Both the CFI and the Court of Appeal held that the Antiguan liquidation was a foreign main proceeding. The Antiguan liquidation was a collective proceeding and the Liquidators were appointed to liquidate SIB's assets – the ultimate purpose of the process was liquidation, in the sense of the dissolution of SIB. Both courts were also satisfied that at least one of the reasons that the liquidation order was made was because SIB was insolvent, even though the winding-up petition was also presented by the Antiguan regulatory authorities for failure to comply with regulatory requirements. The Liquidators had therefore been appointed pursuant to a law relating to insolvency and were therefore entitled to be recognised as foreign representatives of a foreign proceeding.


These decisions are fundamental as they are the first confirmation we have had from the courts that the expression CoMI in the Regulation is essentially identical to that under the Model Law and that the relevant case law is equally applicable in either context.

This means that, in terms of England and Wales at least, courts will be able to have regard to decisions on CoMI under the CBIR when considering the CoMI of a debtor under the Regulation and vice versa. However, in terms of the Regulation, it is only decisions of the ECJ which are binding on all Member States' courts and such decisions offer the highest authority in England and Wales. This does not mean that, under the respective legislation implementing the Model Law, courts throughout the world will apply the same process and factors to a CoMI determination, with the same emphasis on the registered office presumption. Each jurisdiction will be entitled to make its own determination of the framework for assessing CoMI.

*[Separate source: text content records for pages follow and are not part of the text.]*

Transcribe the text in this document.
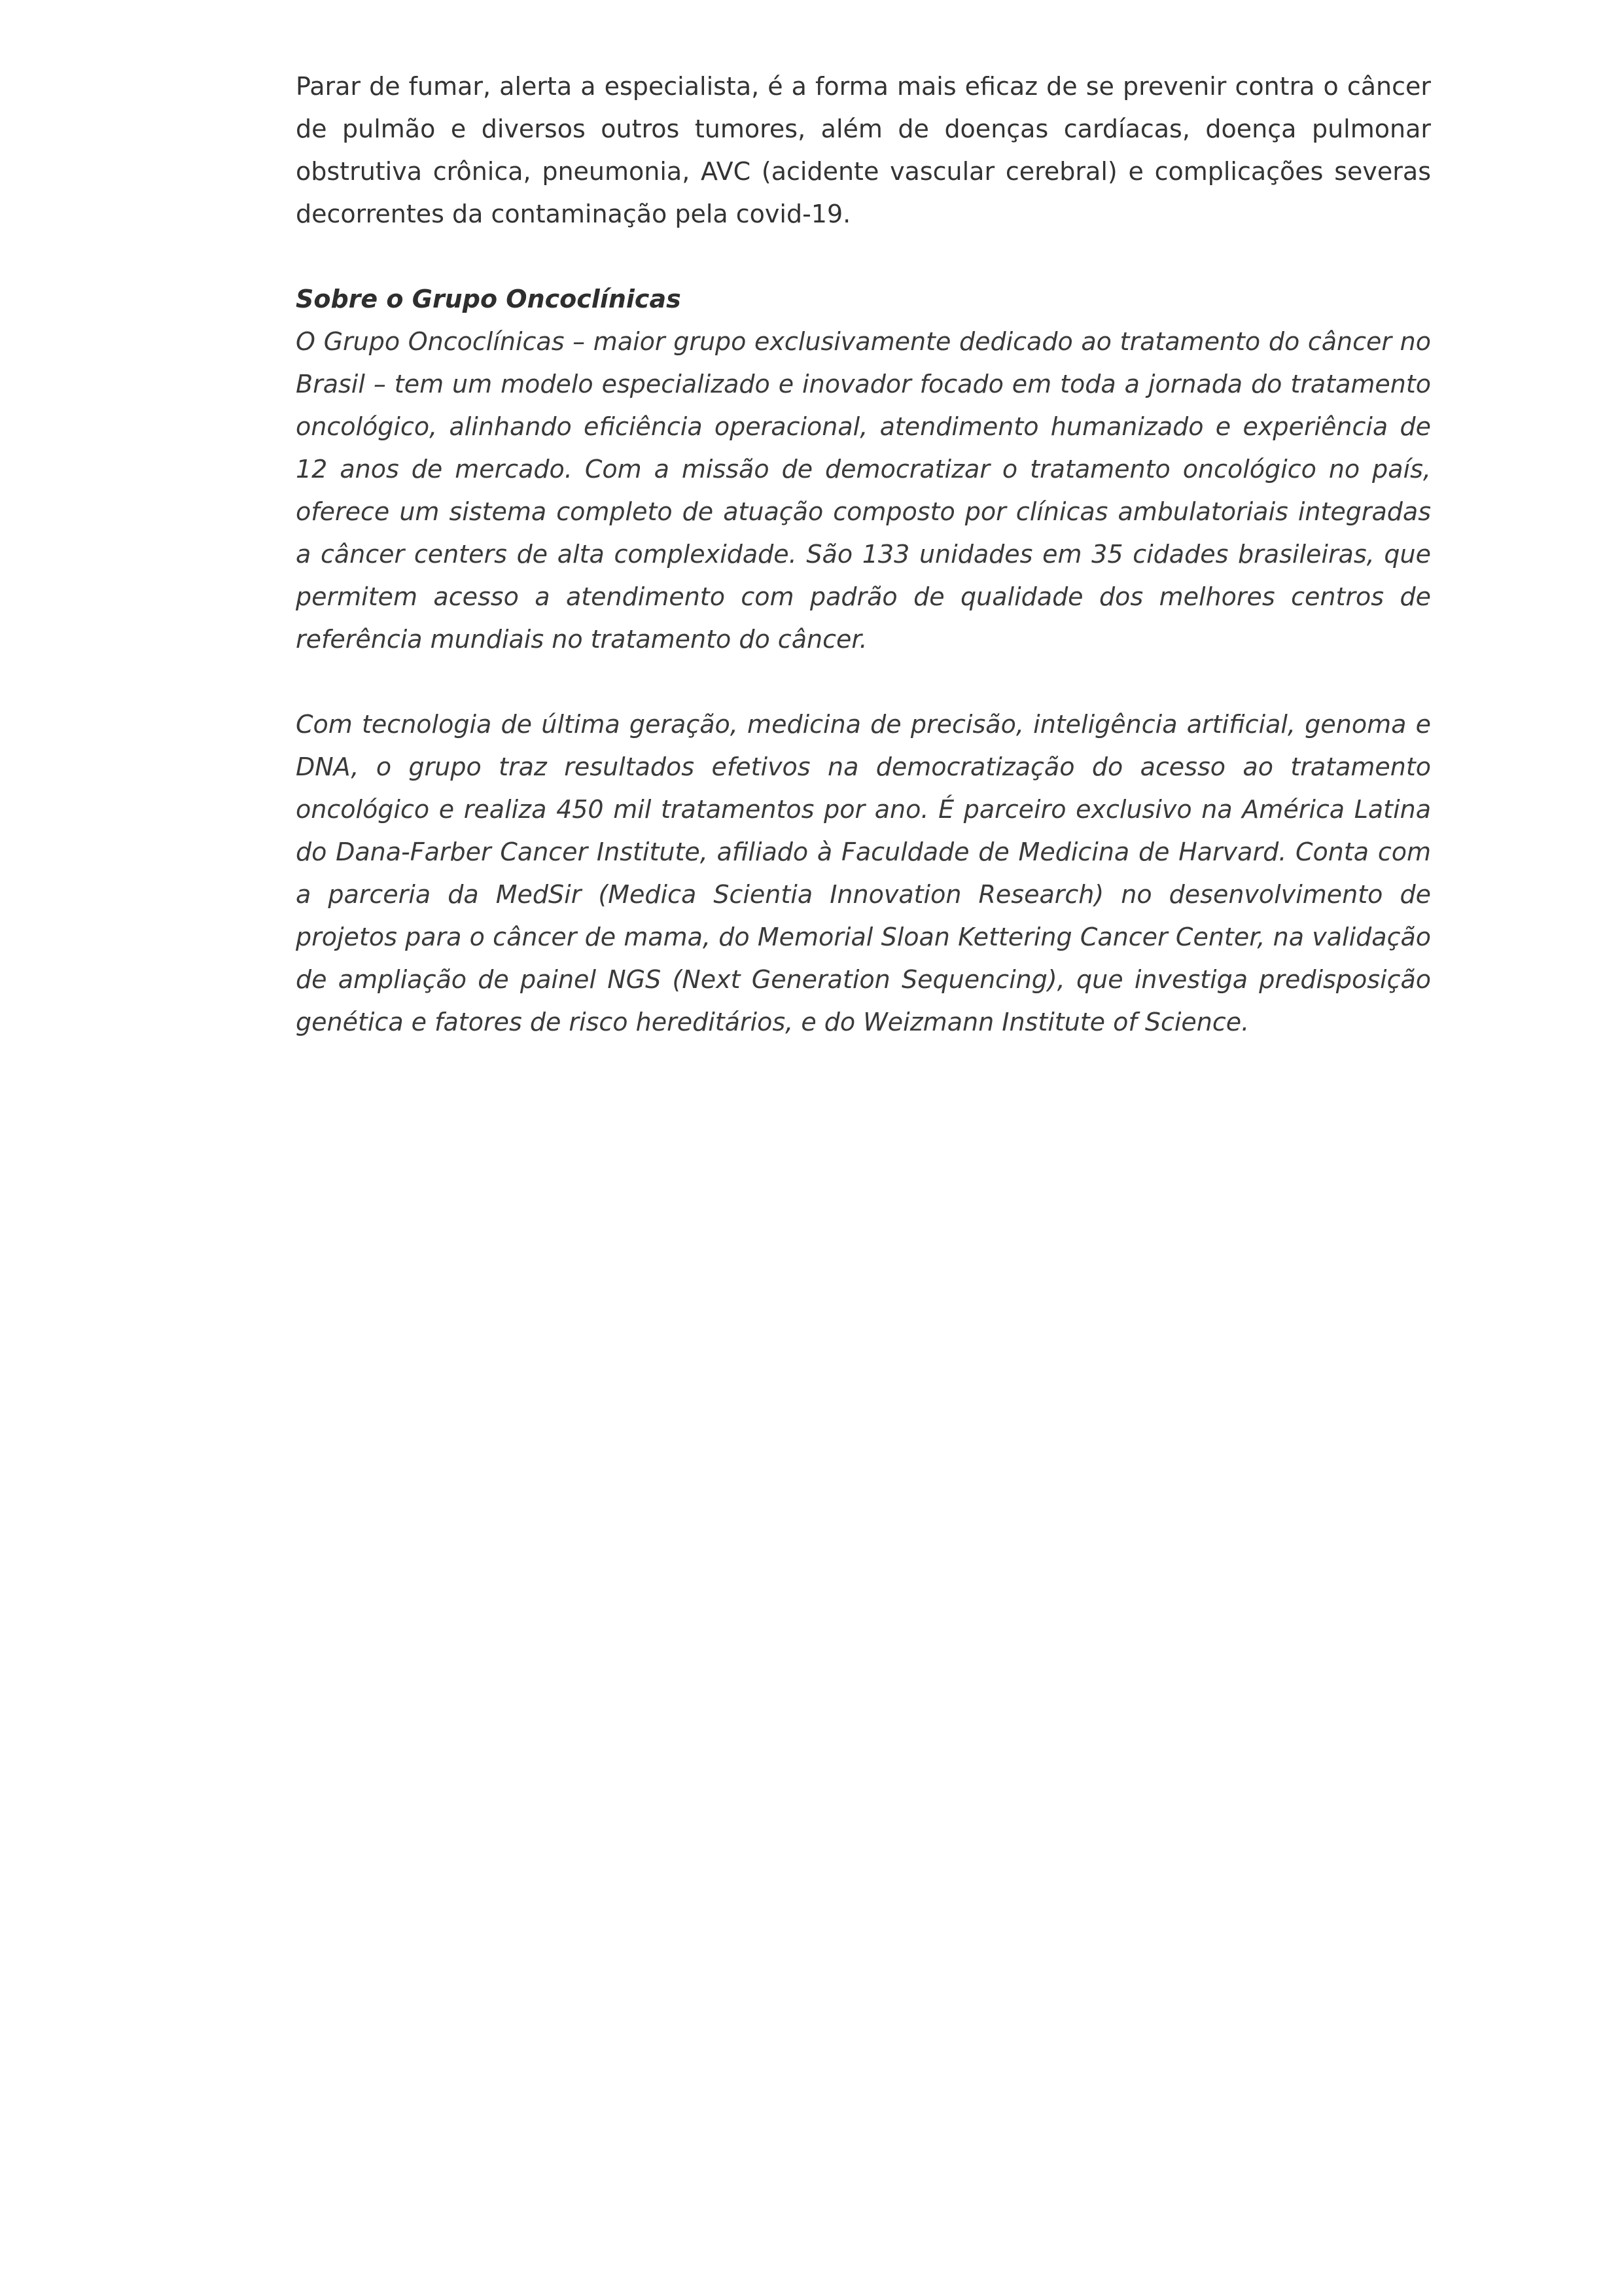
Parar de fumar, alerta a especialista, é a forma mais eficaz de se prevenir contra o câncer de pulmão e diversos outros tumores, além de doenças cardíacas, doença pulmonar obstrutiva crônica, pneumonia, AVC (acidente vascular cerebral) e complicações severas decorrentes da contaminação pela covid-19.

Sobre o Grupo Oncoclínicas

O Grupo Oncoclínicas – maior grupo exclusivamente dedicado ao tratamento do câncer no Brasil – tem um modelo especializado e inovador focado em toda a jornada do tratamento oncológico, alinhando eficiência operacional, atendimento humanizado e experiência de 12 anos de mercado. Com a missão de democratizar o tratamento oncológico no país, oferece um sistema completo de atuação composto por clínicas ambulatoriais integradas a câncer centers de alta complexidade. São 133 unidades em 35 cidades brasileiras, que permitem acesso a atendimento com padrão de qualidade dos melhores centros de referência mundiais no tratamento do câncer.

Com tecnologia de última geração, medicina de precisão, inteligência artificial, genoma e DNA, o grupo traz resultados efetivos na democratização do acesso ao tratamento oncológico e realiza 450 mil tratamentos por ano. É parceiro exclusivo na América Latina do Dana-Farber Cancer Institute, afiliado à Faculdade de Medicina de Harvard. Conta com a parceria da MedSir (Medica Scientia Innovation Research) no desenvolvimento de projetos para o câncer de mama, do Memorial Sloan Kettering Cancer Center, na validação de ampliação de painel NGS (Next Generation Sequencing), que investiga predisposição genética e fatores de risco hereditários, e do Weizmann Institute of Science.
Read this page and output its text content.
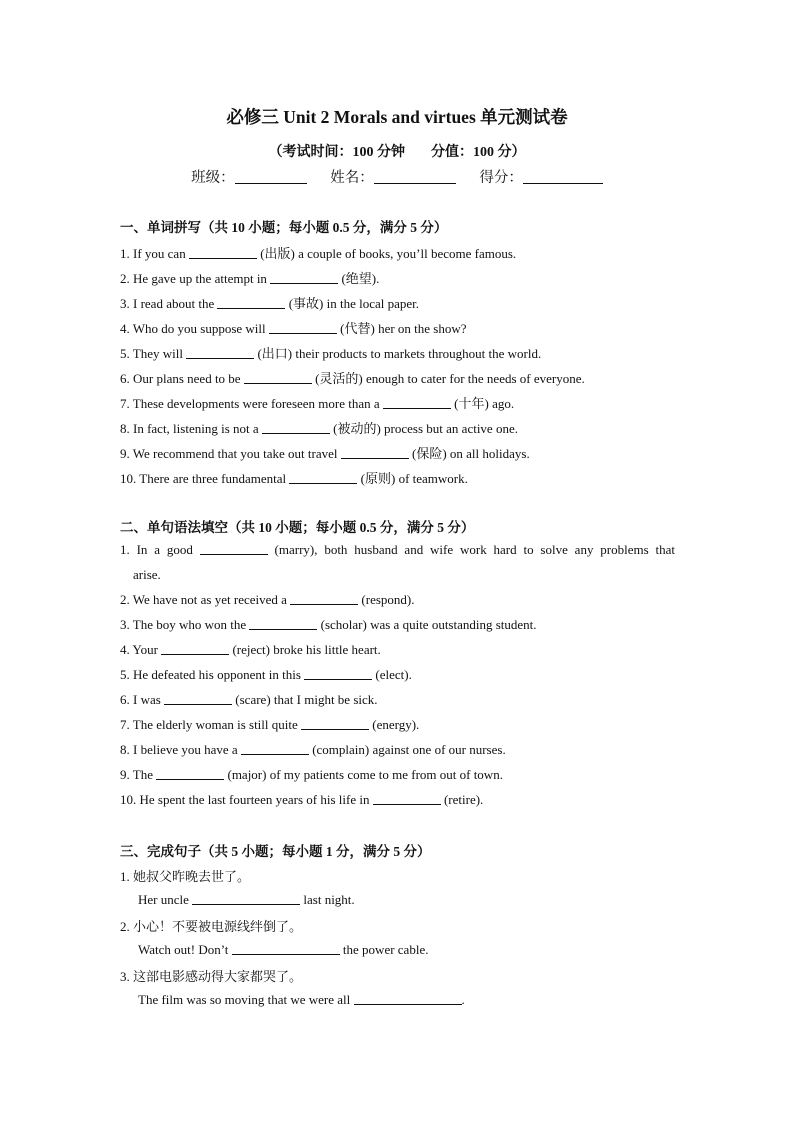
必修三 Unit 2 Morals and virtues 单元测试卷
（考试时间：100 分钟 分值：100 分）
班级：	姓名：	得分：
一、单词拼写（共 10 小题；每小题 0.5 分，满分 5 分）
1. If you can	(出版) a couple of books, you’ll become famous.
2. He gave up the attempt in	(绝望).
3. I read about the	(事故) in the local paper.
4. Who do you suppose will	(代替) her on the show?
5. They will	(出口) their products to markets throughout the world.
6. Our plans need to be	(灵活的) enough to cater for the needs of everyone.
7. These developments were foreseen more than a	(十年) ago.
8. In fact, listening is not a	(被动的) process but an active one.
9. We recommend that you take out travel	(保险) on all holidays.
10. There are three fundamental	(原则) of teamwork.
二、单句语法填空（共 10 小题；每小题 0.5 分，满分 5 分）
1. In a good	(marry), both husband and wife work hard to solve any problems that
arise.
2. We have not as yet received a	(respond).
3. The boy who won the	(scholar) was a quite outstanding student.
4. Your	(reject) broke his little heart.
5. He defeated his opponent in this	(elect).
6. I was	(scare) that I might be sick.
7. The elderly woman is still quite	(energy).
8. I believe you have a	(complain) against one of our nurses.
9. The	(major) of my patients come to me from out of town.
10. He spent the last fourteen years of his life in	(retire).
三、完成句子（共 5 小题；每小题 1 分，满分 5 分）
1. 她叔父昨晚去世了。
Her uncle	last night.
2. 小心！不要被电源线绊倒了。
Watch out! Don’t	the power cable.
3. 这部电影感动得大家都哭了。
The film was so moving that we were all	.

The fact that the both the CFI and the Court of Appeal stated that the general body of law or equitable principles which bear on the appointment of a receiver and the conduct of the receiver was not a "law relating to insolvency", together with other factors relied on by the court, suggest that generally the nature of a receivership appointment will usually place it outside the definition of "foreign proceedings" for the purposes of the CBIR. Certainly, it seems very unlikely that receivers appointed to enforce security (and not on a collective basis for creditors generally) would obtain recognition.


[1] The Regulation provides a legal framework for conducting EU cross-border insolvencies. It does not seek to harmonise the substitutive insolvency laws across the EU but instead to improve the efficiency and effectiveness of insolvency and restructuring proceedings with an EU cross-border element by providing choice of jurisdiction and choice of law rules.

[2] The CBIR implemented the UNCITAL Model Law on Cross-Border Insolvency in Great Britain. The Model Law does not attempt to impose a global insolvency law or to harmonise local laws; it assists with the co-ordination and administration of cross-border insolvencies by enabling foreign officeholders and courts to obtain recognition of their insolvency proceedings in States where the Model Law has been implemented.

[3] A "foreign proceeding" is defined as a collective judicial or administrative proceeding, pursuant to a law relating to insolvency, for the purpose of reorganisation or liquidation (Art. 2(i) of the CBIR). A foreign proceeding may be a "foreign main proceeding" or a "foreign non-main proceeding". It will be a foreign main proceeding if it takes place in a State where the debtor has its CoMI (Art. 2(g) of the CBIR).

[4] The US receivers were appointed under s.21(d)(5) of the Securities Exchange Act 1934 which allows the Federal Court to grant any equitable relief that might be appropriate for the benefit of investors.

[5] A "foreign representative" is a person or body who is authorised in a foreign proceeding to administer the reorganisation or liquidation of the debtor's assets or affairs (Art. 2(j) of the CBIR).

[6] Re Eurofood ISC Ltd [2006] Ch. 508. As a decision of the ECJ (and the only ECJ decision on CoMI) this is the leading decision on the interpretation of CoMI in respect of the Regulation.